NRW Arbeitsplatz nicht vor der Haustür
Kreisfreie Städte in der Region haben meist mehr Ein- als Auspendler. Und sie kommen nicht nur aus der Nachbarschaft.
Düsseldorf. Glaubt man dem, was Verkehrsmediziner, Psychosomatiker, Psychotherapeuten und Wissenschaftler seit Jahren versichern, dann sind nicht nur falsche Ernährung und Bewegungsmangel schlecht für die Gesundheit, sondern auch ein zu langer Arbeitsweg. Den „zusätzlichen Stressfaktor“, den IT NRW-Präsident Hans-Josef Fischer bei der gestrigen Präsentation der Pendlerrechnung 2015 ausmachte, kennt jeder, der morgens in Bus, Bahn oder Auto steigt: Gibt es Verspätungen oder einen Stau? Schaffe ich es rechtzeitig zum Termin oder zum Arbeitsplatz?
Ungeachtet dessen ist Pendeln auch im Verbreitungsgebiet unserer Zeitung Alltag — wobei in den meisten kreisfreien Städten ein Einpendlerüberschuss besteht (s. Grafik). Nur in Solingen verlassen mehr Menschen die Stadt, als umgekehrt Erwerbstätige morgens nach Solingen zur Arbeit pendeln.
Düsseldorf: Die Landeshauptstadt hat mit 58 Prozent die höchste Einpendlerquote unter den zehn größten Städten in NRW und nach Köln auch absolut Tag für Tag die meisten Einpendler im Land. Jeweils gut 18 000 Pendler kommen dabei aus Duisburg und Neuss. Weitere große Düsseldorfer Einpendlergemeinden sind Köln, Ratingen und Essen.
Wuppertal: Hier gibt es ein fast ausgeglichenes Verhältnis zwischen Ein- und Auspendlern. Die meisten Menschen, die zur Arbeit nach Wuppertal pendeln, stammen aus Remscheid (rund 5500), Solingen (4800) und Velbert (3800). Aber selbst aus Köln kommen täglich knapp 1600 Menschen.
Solingen: Die bergische Stadt verzeichnet einen Auspendlerüberschuss.
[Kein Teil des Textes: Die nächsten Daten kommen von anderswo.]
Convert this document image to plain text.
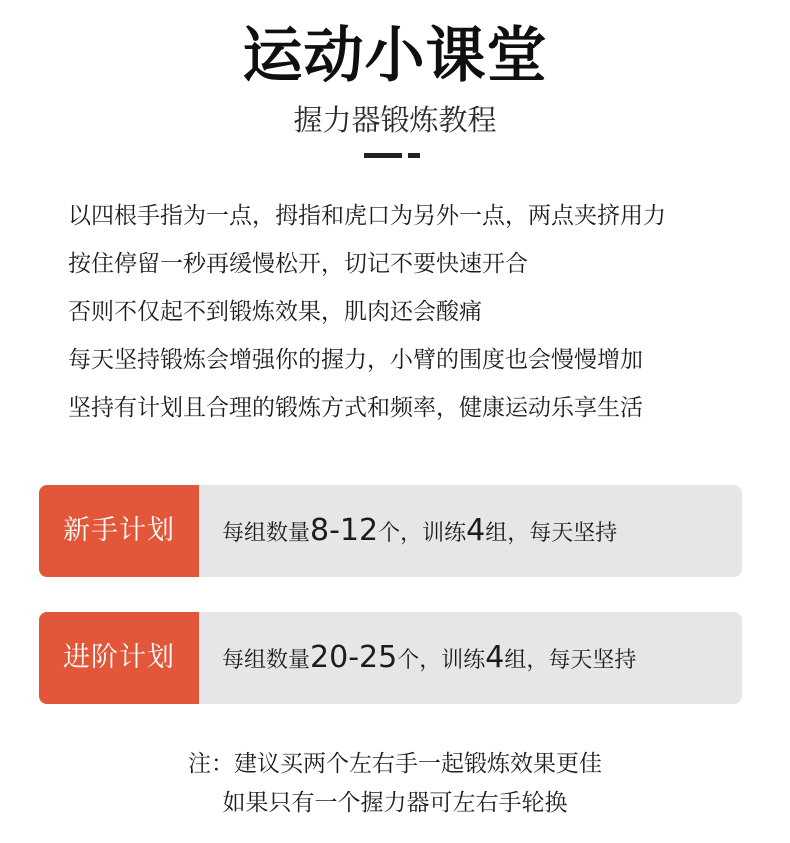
运动小课堂
握力器锻炼教程
以四根手指为一点，拇指和虎口为另外一点，两点夹挤用力
按住停留一秒再缓慢松开，切记不要快速开合
否则不仅起不到锻炼效果，肌肉还会酸痛
每天坚持锻炼会增强你的握力，小臂的围度也会慢慢增加
坚持有计划且合理的锻炼方式和频率，健康运动乐享生活
新手计划	每组数量8-12个，训练4组，每天坚持
进阶计划	每组数量20-25个，训练4组，每天坚持
注：建议买两个左右手一起锻炼效果更佳
如果只有一个握力器可左右手轮换
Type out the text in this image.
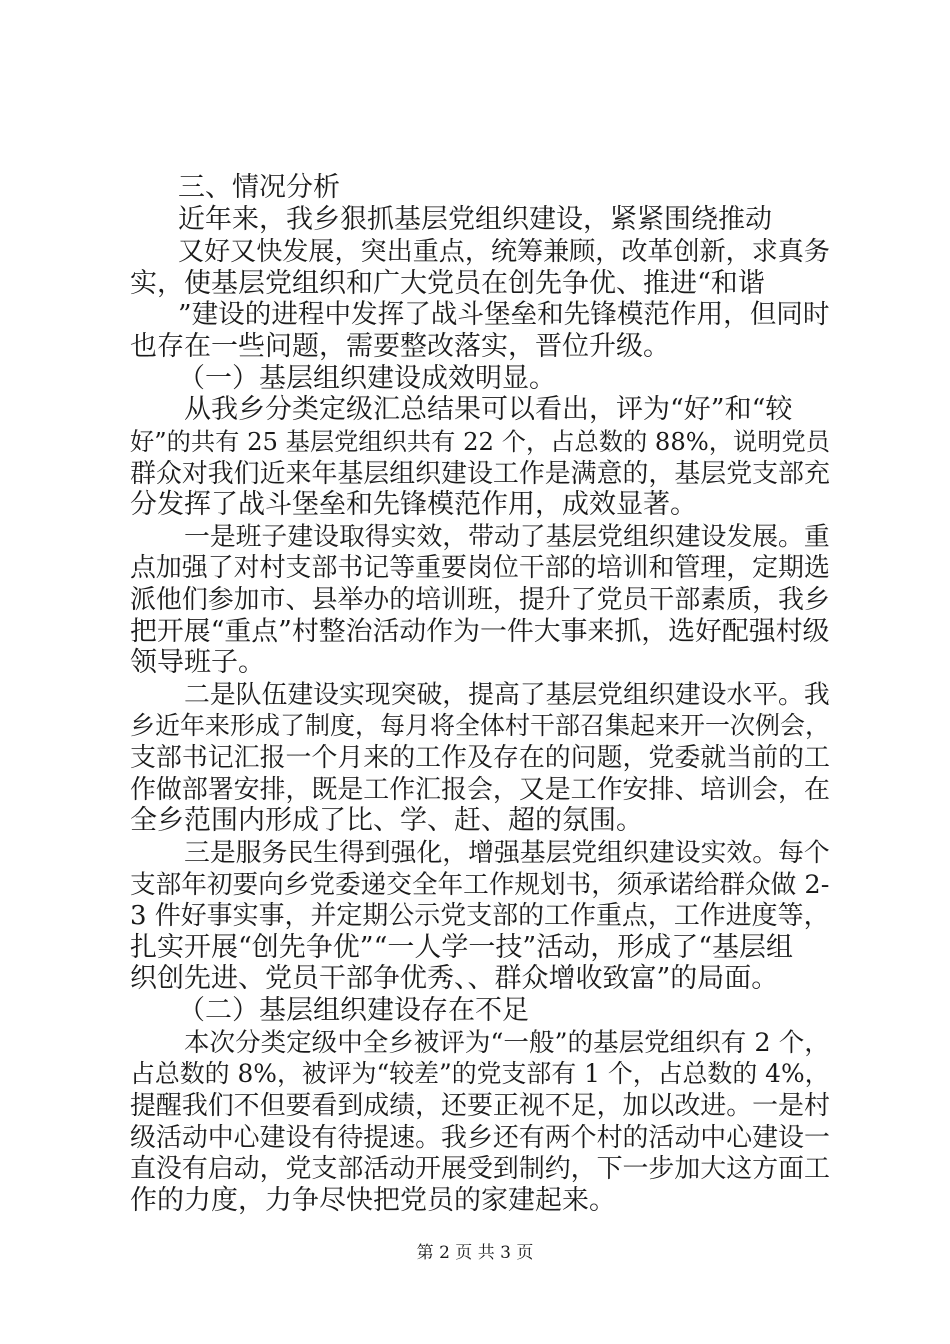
三、情况分析
近年来，我乡狠抓基层党组织建设，紧紧围绕推动
又好又快发展，突出重点，统筹兼顾，改革创新，求真务
实，使基层党组织和广大党员在创先争优、推进“和谐
”建设的进程中发挥了战斗堡垒和先锋模范作用，但同时
也存在一些问题，需要整改落实，晋位升级。
（一）基层组织建设成效明显。
从我乡分类定级汇总结果可以看出，评为“好”和“较
好”的共有 25 基层党组织共有 22 个，占总数的 88%，说明党员
群众对我们近来年基层组织建设工作是满意的，基层党支部充
分发挥了战斗堡垒和先锋模范作用，成效显著。
一是班子建设取得实效，带动了基层党组织建设发展。重
点加强了对村支部书记等重要岗位干部的培训和管理，定期选
派他们参加市、县举办的培训班，提升了党员干部素质，我乡
把开展“重点”村整治活动作为一件大事来抓，选好配强村级
领导班子。
二是队伍建设实现突破，提高了基层党组织建设水平。我
乡近年来形成了制度，每月将全体村干部召集起来开一次例会，
支部书记汇报一个月来的工作及存在的问题，党委就当前的工
作做部署安排，既是工作汇报会，又是工作安排、培训会，在
全乡范围内形成了比、学、赶、超的氛围。
三是服务民生得到强化，增强基层党组织建设实效。每个
支部年初要向乡党委递交全年工作规划书，须承诺给群众做 2-
3 件好事实事，并定期公示党支部的工作重点，工作进度等，
扎实开展“创先争优”“一人学一技”活动，形成了“基层组
织创先进、党员干部争优秀、、群众增收致富”的局面。
（二）基层组织建设存在不足
本次分类定级中全乡被评为“一般”的基层党组织有 2 个，
占总数的 8%，被评为“较差”的党支部有 1 个，占总数的 4%，
提醒我们不但要看到成绩，还要正视不足，加以改进。一是村
级活动中心建设有待提速。我乡还有两个村的活动中心建设一
直没有启动，党支部活动开展受到制约，下一步加大这方面工
作的力度，力争尽快把党员的家建起来。
第 2 页 共 3 页
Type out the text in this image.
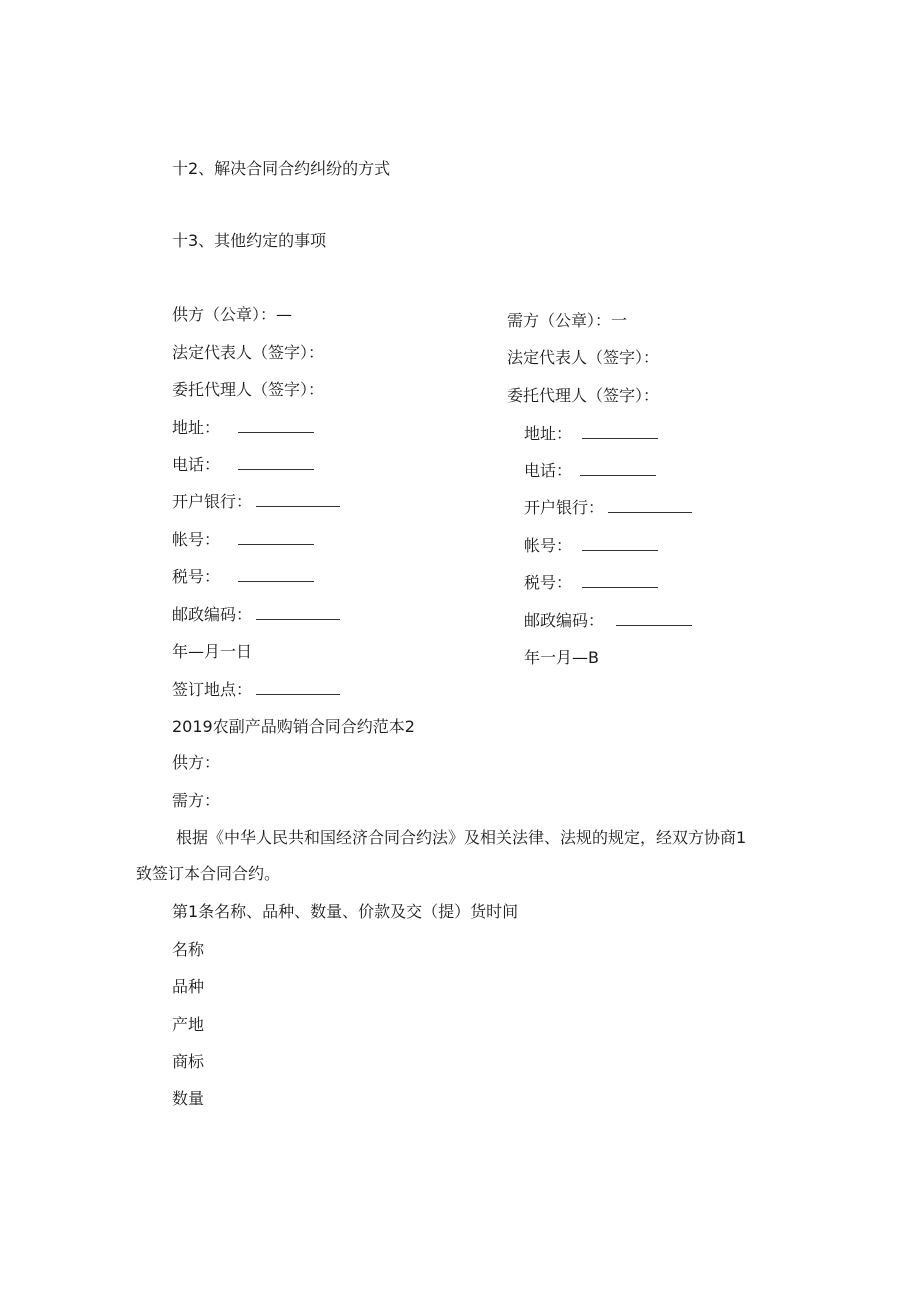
十2、解决合同合约纠纷的方式
十3、其他约定的事项
供方（公章）：—
法定代表人（签字）：
委托代理人（签字）：
地址：
电话：
开户银行：
帐号：
税号：
邮政编码：
年—月一日
签订地点：
需方（公章）：一
法定代表人（签字）：
委托代理人（签字）：
地址：
电话：
开户银行：
帐号：
税号：
邮政编码：
年一月—B
2019农副产品购销合同合约范本2
供方：
需方：
根据《中华人民共和国经济合同合约法》及相关法律、法规的规定，经双方协商1
致签订本合同合约。
第1条名称、品种、数量、价款及交（提）货时间
名称
品种
产地
商标
数量
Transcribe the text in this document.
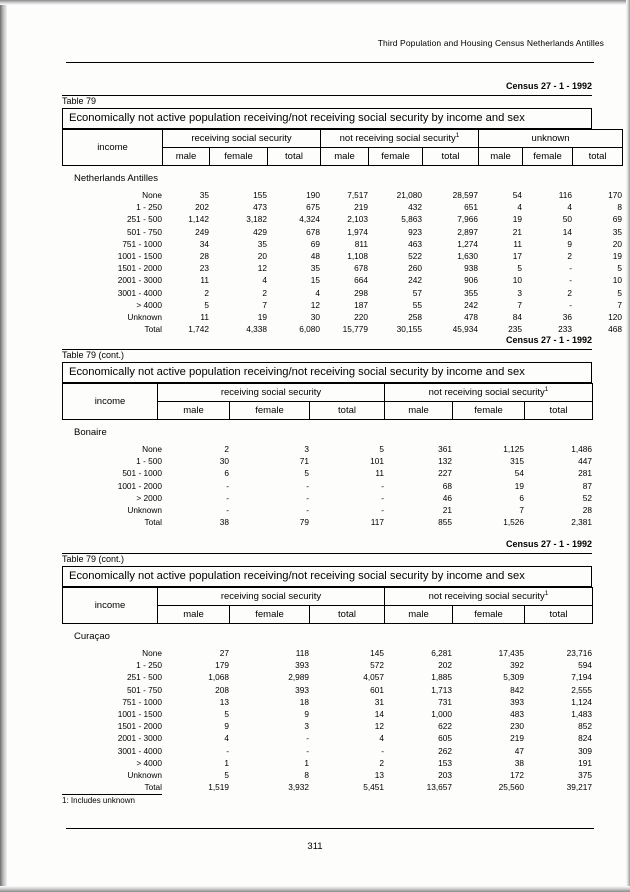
Third Population and Housing Census Netherlands Antilles
Census 27 - 1 - 1992
Table 79
Economically not active population receiving/not receiving social security by income and sex
income	receiving social security			not receiving social security$^1$			unknown		
	male	female	total	male	female	total	male	female	total
Netherlands Antilles
None	35	155	190	7,517	21,080	28,597	54	116	170
1 - 250	202	473	675	219	432	651	4	4	8
251 - 500	1,142	3,182	4,324	2,103	5,863	7,966	19	50	69
501 - 750	249	429	678	1,974	923	2,897	21	14	35
751 - 1000	34	35	69	811	463	1,274	11	9	20
1001 - 1500	28	20	48	1,108	522	1,630	17	2	19
1501 - 2000	23	12	35	678	260	938	5	-	5
2001 - 3000	11	4	15	664	242	906	10	-	10
3001 - 4000	2	2	4	298	57	355	3	2	5
> 4000	5	7	12	187	55	242	7	-	7
Unknown	11	19	30	220	258	478	84	36	120
Total	1,742	4,338	6,080	15,779	30,155	45,934	235	233	468
Census 27 - 1 - 1992
Table 79 (cont.)
Economically not active population receiving/not receiving social security by income and sex
income	receiving social security			not receiving social security$^1$
	male	female	total	male	female	total
Bonaire
None	2	3	5	361	1,125	1,486
1 - 500	30	71	101	132	315	447
501 - 1000	6	5	11	227	54	281
1001 - 2000	-	-	-	68	19	87
> 2000	-	-	-	46	6	52
Unknown	-	-	-	21	7	28
Total	38	79	117	855	1,526	2,381
Census 27 - 1 - 1992
Table 79 (cont.)
Economically not active population receiving/not receiving social security by income and sex
income	receiving social security			not receiving social security$^1$
	male	female	total	male	female	total
Curaçao
None	27	118	145	6,281	17,435	23,716
1 - 250	179	393	572	202	392	594
251 - 500	1,068	2,989	4,057	1,885	5,309	7,194
501 - 750	208	393	601	1,713	842	2,555
751 - 1000	13	18	31	731	393	1,124
1001 - 1500	5	9	14	1,000	483	1,483
1501 - 2000	9	3	12	622	230	852
2001 - 3000	4	-	4	605	219	824
3001 - 4000	-	-	-	262	47	309
> 4000	1	1	2	153	38	191
Unknown	5	8	13	203	172	375
Total	1,519	3,932	5,451	13,657	25,560	39,217
1: Includes unknown
311
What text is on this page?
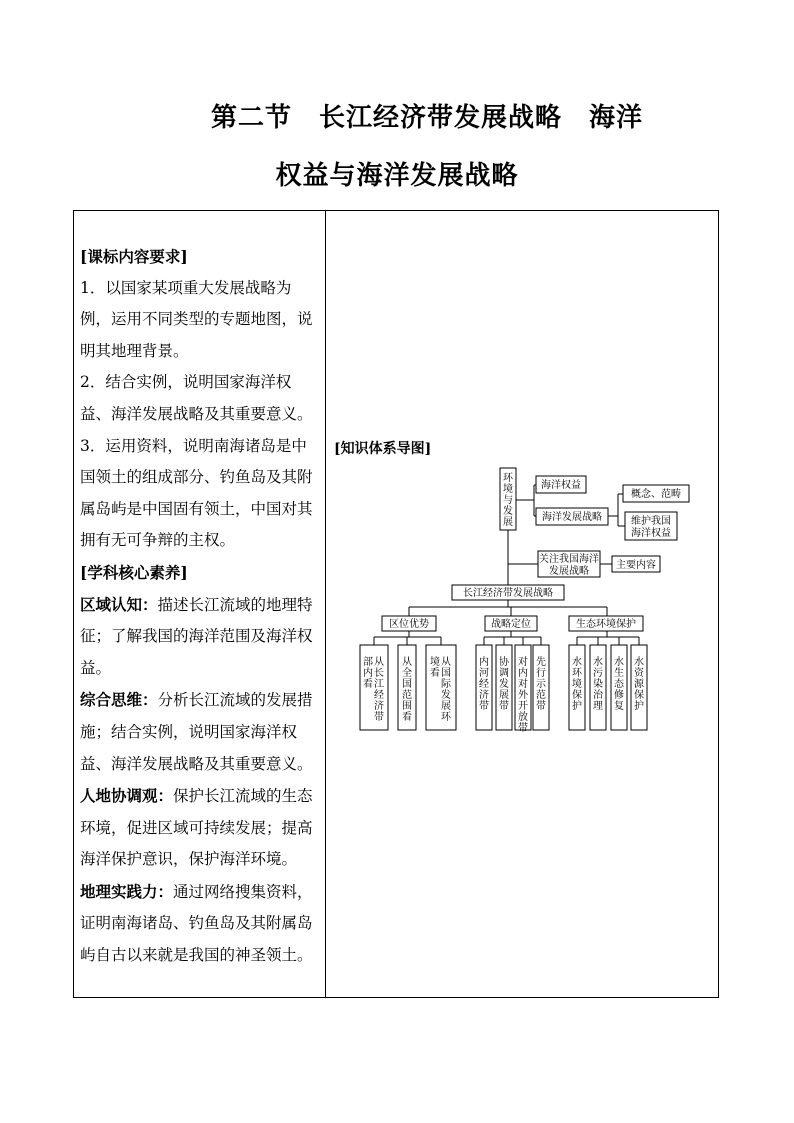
第二节　长江经济带发展战略　海洋
权益与海洋发展战略

[课标内容要求]

1．以国家某项重大发展战略为例，运用不同类型的专题地图，说明其地理背景。

2．结合实例，说明国家海洋权益、海洋发展战略及其重要意义。

3．运用资料，说明南海诸岛是中国领土的组成部分、钓鱼岛及其附属岛屿是中国固有领土，中国对其拥有无可争辩的主权。

[学科核心素养]

区域认知：描述长江流域的地理特征；了解我国的海洋范围及海洋权益。

综合思维：分析长江流域的发展措施；结合实例，说明国家海洋权益、海洋发展战略及其重要意义。

人地协调观：保护长江流域的生态环境，促进区域可持续发展；提高海洋保护意识，保护海洋环境。

地理实践力：通过网络搜集资料，证明南海诸岛、钓鱼岛及其附属岛屿自古以来就是我国的神圣领土。

[知识体系导图]
环境与发展
海洋权益
海洋发展战略
概念、范畴
维护我国海洋权益
关注我国海洋发展战略
主要内容
长江经济带发展战略
区位优势	战略定位	生态环境保护
从长江经济带部内看
从全国范围看
从国际发展环境看
内河经济带
协调发展带
对内对外开放带
先行示范带
水环境保护
水污染治理
水生态修复
水资源保护
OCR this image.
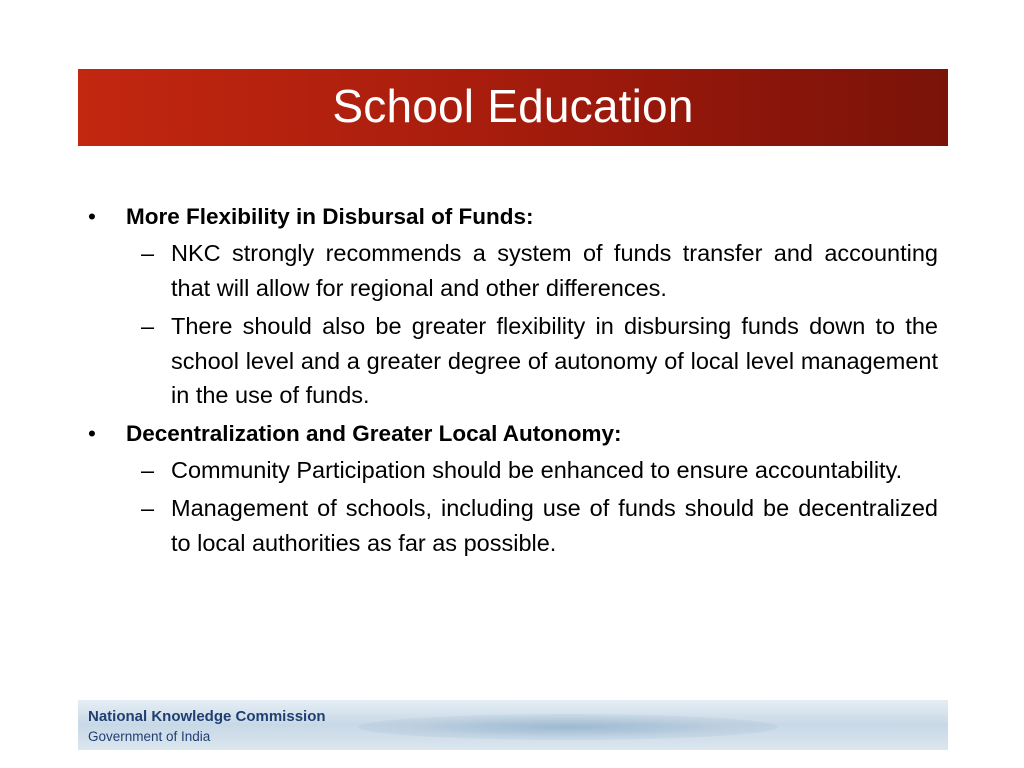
School Education
• More Flexibility in Disbursal of Funds:
– NKC strongly recommends a system of funds transfer and accounting that will allow for regional and other differences.
– There should also be greater flexibility in disbursing funds down to the school level and a greater degree of autonomy of local level management in the use of funds.
• Decentralization and Greater Local Autonomy:
– Community Participation should be enhanced to ensure accountability.
– Management of schools, including use of funds should be decentralized to local authorities as far as possible.
National Knowledge Commission
Government of India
Der Radius reicht von Essen im Norden bis nach Köln im Süden. Die meisten Solinger arbeiten aber in Düsseldorf (5300) und Wuppertal (4800). Knapp 70 Prozent der Solinger Auspendler sind im produzierenden Gewerbe tätig, gut 30 Prozent im Dienstleistungssektor. Auch für Auszubildende gehört das Pendeln schon dazu: Rund 1000 haben ihren Ausbildungsplatz außerhalb Solingens.
Remscheid: Viel stärker als die Solinger stehen die benachbarten Remscheider beim Pendeln in unmittelbarem Austausch mit ihren Nachbarstädten. Die fünf größten Einpendlergemeinden Wuppertal, Wermelskirchen, Solingen, Radevormwald und Hückeswagen grenzen an das Stadtgebiet an. Und auch bei den Auspendlergemeinden schafft es das entferntere Düsseldorf nach Wuppertal, Wermelskirchen, Solingen und Radevormwald nur so gerade noch unter die ersten fünf.
Krefeld: Für Krefelder Pendler ist Düsseldorf mit weitem Abstand der größte Anziehungspunkt: Fast 10 000 Menschen fahren täglich in die Landeshauptstadt, gut 3600 dann auch ins benachbarte Duisburg. Umgekehrt ist Duisburg mit 6600 Pendlern auch die stärkste Einpendlergemeinde. Aber Menschen von Essen bis Mönchengladbach finden in Krefeld Arbeit, gut 60 Prozent im produzierenden Gewerbe.
Keinen Aufschluss gibt die jährliche Pendlerrechnung von IT NRW über das benutzte Verkehrsmittel. Das wird nur alle fünf Jahre beim Mikrozensus abgefragt, einer gesonderten Befragung von einem Prozent der Haushalte. Klar ist nur: Die am meisten gestresste Pendlergruppe sind die Autofahrer. Und nach früheren Angaben des Wiesbadener Bundesinstituts für Bevölkerungsforschung zeigen Studien, dass bei Fernpendlern, die eine Wegstrecke von mindestens einer Stunde oder 50 Kilometern zur Arbeitsstelle zurücklegen, das Risiko für einen schlechten Gesundheitszustand etwa doppelt so hoch wie bei Nichtpendlern.